Times of disruptive change are difficult for those in power and those who benefit most from the current way of things. Many of these people prefer to ignore the rising changes in society. In effect, they abandon their leadership role in shaping change in the system.

Enduring disruptive change demands an engaged form of leadership. The future in disruption is not written. Leaders should seek to engage, lead and shape change to the benefit of their organisations. 

The Networked Economy is Here to Stay.

Many leaders of organisations have a lot of power, status and wealth tied up in the way things are now.  They are the masters of the current system, adept in its ways and confident in managing the current model of work and the organisation.  They have both personal and professional reasons for hoping that nothing changes.

Change doesn’t work that way.

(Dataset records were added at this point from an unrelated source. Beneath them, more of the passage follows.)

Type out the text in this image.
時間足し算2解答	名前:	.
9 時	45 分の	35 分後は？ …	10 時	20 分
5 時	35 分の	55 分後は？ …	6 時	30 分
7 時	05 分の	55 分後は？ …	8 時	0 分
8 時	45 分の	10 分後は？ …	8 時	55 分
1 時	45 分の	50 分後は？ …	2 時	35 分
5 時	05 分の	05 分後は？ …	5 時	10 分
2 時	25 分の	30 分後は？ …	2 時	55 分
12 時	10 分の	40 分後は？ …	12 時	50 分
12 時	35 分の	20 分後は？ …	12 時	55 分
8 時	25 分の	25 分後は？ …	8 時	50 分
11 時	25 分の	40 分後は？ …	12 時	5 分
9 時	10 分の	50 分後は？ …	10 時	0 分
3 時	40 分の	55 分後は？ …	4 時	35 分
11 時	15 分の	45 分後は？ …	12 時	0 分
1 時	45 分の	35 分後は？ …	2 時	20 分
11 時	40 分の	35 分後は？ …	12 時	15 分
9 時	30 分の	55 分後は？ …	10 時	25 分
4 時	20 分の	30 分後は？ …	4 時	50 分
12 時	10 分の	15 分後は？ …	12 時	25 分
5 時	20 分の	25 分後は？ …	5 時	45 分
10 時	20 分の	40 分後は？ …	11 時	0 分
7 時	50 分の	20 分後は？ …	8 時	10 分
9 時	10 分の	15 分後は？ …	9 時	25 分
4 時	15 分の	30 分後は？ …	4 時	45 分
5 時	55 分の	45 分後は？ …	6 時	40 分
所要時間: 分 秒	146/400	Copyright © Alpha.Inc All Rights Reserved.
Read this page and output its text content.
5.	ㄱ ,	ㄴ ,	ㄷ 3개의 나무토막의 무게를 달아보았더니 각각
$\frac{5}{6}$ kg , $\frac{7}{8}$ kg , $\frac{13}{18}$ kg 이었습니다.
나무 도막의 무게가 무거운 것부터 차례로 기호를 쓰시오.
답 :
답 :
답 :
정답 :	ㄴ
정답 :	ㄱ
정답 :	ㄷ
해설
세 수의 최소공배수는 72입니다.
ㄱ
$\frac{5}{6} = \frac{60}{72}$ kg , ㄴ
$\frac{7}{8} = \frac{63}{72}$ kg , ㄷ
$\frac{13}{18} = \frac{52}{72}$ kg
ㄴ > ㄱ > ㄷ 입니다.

We are now part of a global ecosystem of actors connected in digital networks.  Access, visibility and transparency have increased driven by the new connectivity.  Change that enters this new system is magnified, spread and developed by the action of agents all around the world.

Lead or Let others Decide The Future

The connected digital networks of global actors means the future of work won’t be ignored, stopped or reversed. Others will go on to develop better ways of working whether you and your organisation participate or not. The less you participate, the more you appear a candidate for disruption by one of these actors.

Organisations face a leadership challenge in this environment.  Effective leadership, continuous learning and a vibrant culture is required to take effect of the advantages of the new approaches.  Senior managers need to play a critical role helping organisations adjust and maximise the benefits from these changes.

However, managers face changes in the future of work that change their power, status and potentially their financial position.  Networks can operate with less layers of management and roles that were once managements prerogative are being delegated to frontline employees or automated in systems. New two-way conversations with engaged and enabled employees, customers and other staked holders can require leaders to deal with new complexity. In this case, it can be tempting for a senior leader to sit on the sidelines hoping the changes are a fad or that they might pass over the organisation.

You Can’t Lead a Community if You are Not Engaged

A simple case study of this mindset comes when you consider the level of management attention to stakeholder activism in social and digital media. Because this activism is now more visible and empowered by digital and social networks, management can see resentment that once was hidden. Bear in mind the resentment is not new.  It just has a bigger audience and influence than before.

Many of these social activist activities have large impacts on organisations because the activist have a community and the organisation has only a network.  

The critical difference between a network and a community is how engaged the participants are. That engagement arises as a result of acts of leadership to create common purpose, to shape an agenda of action and to influence others to act. Leaders who ignore the burgeoning networks around the organisation allow others to shape the communities, their purposes and their influence.

Senior leaders of organisations need to engage with the networks around their organisation.  The opportunity to create productive communities far exceeds the risks. Listening and acting on feedback of networks of stakeholders is one of the better mitigants of risk. Failure to engage and to understand the needs of the networks creates an opportunity for others to lead.